Reprint requests and correspondence: Dr. Venu Menon, FACC, St. LukesRoosevelt Hospital Center, 1111 Amsterdam Avenue, New York, NY 10025
Vmenon{at}aol.com
Presented in part at the scientific sessions of the American Heart Association at Orlando in November 1997.
OBJECTIVES
We sought to evaluate the frequency of pulmonary congestion and associated clinical and hemodynamic findings in patients with suspected cardiogenic shock (CS).
BACKGROUND
The prevalence of pulmonary congestion in the setting of CS is uncertain.
METHODS
The 571 SHOCK Trial Registry patients with predominant left ventricular failure (LVF) were divided into four groups: Group A = no pulmonary congestion/no hypoperfusion = 14 (3%), Group B = isolated pulmonary congestion = 32 (6%), Group C = isolated hypoperfusion = 158 (28%) and Group D = congestion with hypoperfusion = 367 (64%). Statistical comparisons between Group C and D only, with regard to patient demographics, hemodynamics, treatment and outcome, were made.
RESULTS
A significant proportion of patients with shock had no pulmonary congestion (Group C = 28%, 95% CI, 24% to 31%).
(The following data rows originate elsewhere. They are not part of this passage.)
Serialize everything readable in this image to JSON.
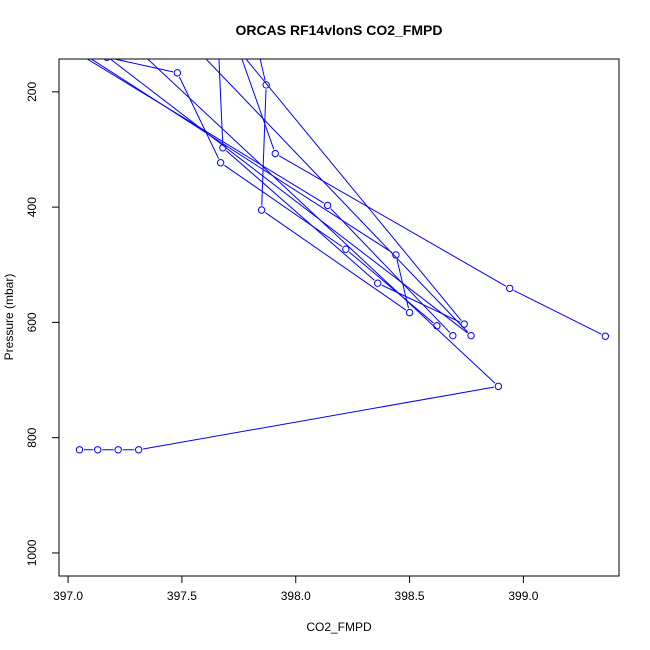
{
  "chart_data": {
    "type": "line",
    "title": "ORCAS RF14vlonS CO2_FMPD",
    "xlabel": "CO2_FMPD",
    "ylabel": "Pressure (mbar)",
    "xlim": [
      396.96,
      399.42
    ],
    "ylim": [
      1040,
      143
    ],
    "y_inverted": true,
    "grid": false,
    "x_ticks": [
      397.0,
      397.5,
      398.0,
      398.5,
      399.0
    ],
    "x_tick_labels": [
      "397.0",
      "397.5",
      "398.0",
      "398.5",
      "399.0"
    ],
    "y_ticks": [
      200,
      400,
      600,
      800,
      1000
    ],
    "y_tick_labels": [
      "200",
      "400",
      "600",
      "800",
      "1000"
    ],
    "line_color": "#0000ff",
    "series": [
      {
        "x": [
          397.17,
          397.48,
          397.67,
          398.22,
          398.62
        ],
        "y": [
          140,
          167,
          323,
          473,
          606
        ]
      },
      {
        "x": [
          396.98,
          398.14,
          398.69
        ],
        "y": [
          118,
          397,
          623
        ]
      },
      {
        "x": [
          397.83,
          397.87,
          397.85,
          398.5,
          398.44,
          396.98
        ],
        "y": [
          120,
          188,
          405,
          583,
          483,
          112
        ]
      },
      {
        "x": [
          397.66,
          397.68,
          398.36,
          398.74,
          397.75,
          397.91,
          398.94,
          399.36
        ],
        "y": [
          120,
          297,
          532,
          603,
          128,
          307,
          541,
          624
        ]
      },
      {
        "x": [
          397.55,
          398.77,
          397.04
        ],
        "y": [
          120,
          623,
          99
        ]
      },
      {
        "x": [
          397.23,
          398.89,
          397.31,
          397.22,
          397.13,
          397.05
        ],
        "y": [
          99,
          711,
          821,
          821,
          821,
          821
        ]
      }
    ]
  }
}
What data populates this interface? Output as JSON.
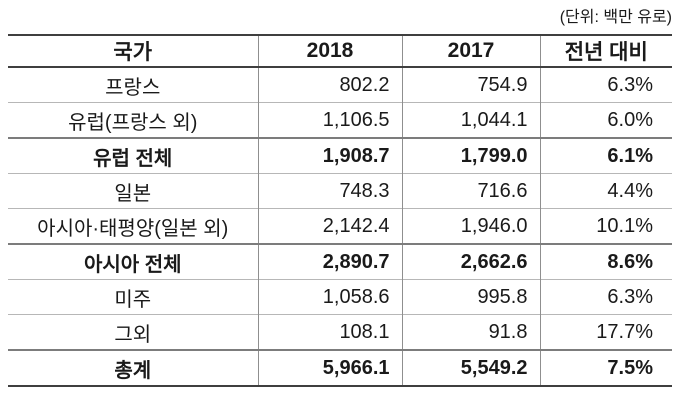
{
  "unit_note": "(단위: 백만 유로)",
  "table": {
    "columns": [
      {
        "label": "국가"
      },
      {
        "label": "2018"
      },
      {
        "label": "2017"
      },
      {
        "label": "전년 대비"
      }
    ],
    "rows": [
      {
        "country": "프랑스",
        "y2018": "802.2",
        "y2017": "754.9",
        "yoy": "6.3%",
        "bold": false
      },
      {
        "country": "유럽(프랑스 외)",
        "y2018": "1,106.5",
        "y2017": "1,044.1",
        "yoy": "6.0%",
        "bold": false
      },
      {
        "country": "유럽 전체",
        "y2018": "1,908.7",
        "y2017": "1,799.0",
        "yoy": "6.1%",
        "bold": true
      },
      {
        "country": "일본",
        "y2018": "748.3",
        "y2017": "716.6",
        "yoy": "4.4%",
        "bold": false
      },
      {
        "country": "아시아·태평양(일본 외)",
        "y2018": "2,142.4",
        "y2017": "1,946.0",
        "yoy": "10.1%",
        "bold": false
      },
      {
        "country": "아시아 전체",
        "y2018": "2,890.7",
        "y2017": "2,662.6",
        "yoy": "8.6%",
        "bold": true
      },
      {
        "country": "미주",
        "y2018": "1,058.6",
        "y2017": "995.8",
        "yoy": "6.3%",
        "bold": false
      },
      {
        "country": "그외",
        "y2018": "108.1",
        "y2017": "91.8",
        "yoy": "17.7%",
        "bold": false
      },
      {
        "country": "총계",
        "y2018": "5,966.1",
        "y2017": "5,549.2",
        "yoy": "7.5%",
        "bold": true
      }
    ]
  },
  "colors": {
    "text": "#1a1a1a",
    "border_strong": "#3f3f3f",
    "border_total_row": "#7c7c7c",
    "border_light": "#b7b7b7",
    "background": "#ffffff"
  }
}
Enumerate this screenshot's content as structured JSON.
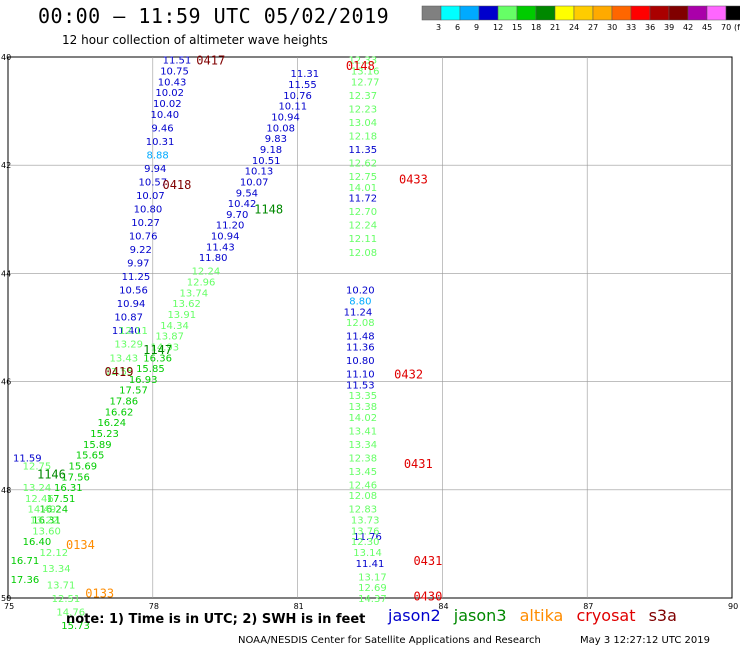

Age and gender in this group were similar to Group D. Group C patients were less likely to have a prior MI (p = 0.028), congestive heart failure (p = 0.005) and renal insufficiency (p = 0.032), and the index MI was less likely to be anterior (p = 0.044). Cardiac output, cardiac index and ejection fraction were similar for the two groups but pulmonary capillary wedge pressure was slightly lower for Group C (22 vs. 24 mm Hg, p = 0.012). Treatment with thrombolysis, angioplasty and bypass surgery was similar in the two groups. In-hospital mortality rates for Groups C and D were 70% and 60%, respectively (p = 0.036). After adjustment, this difference was no longer statistically significant (p = 0.153).
CONCLUSIONS
Absence of pulmonary congestion at initial clinical evaluation does not exclude a diagnosis of CS due to predominant LVF and is not associated with a better prognosis.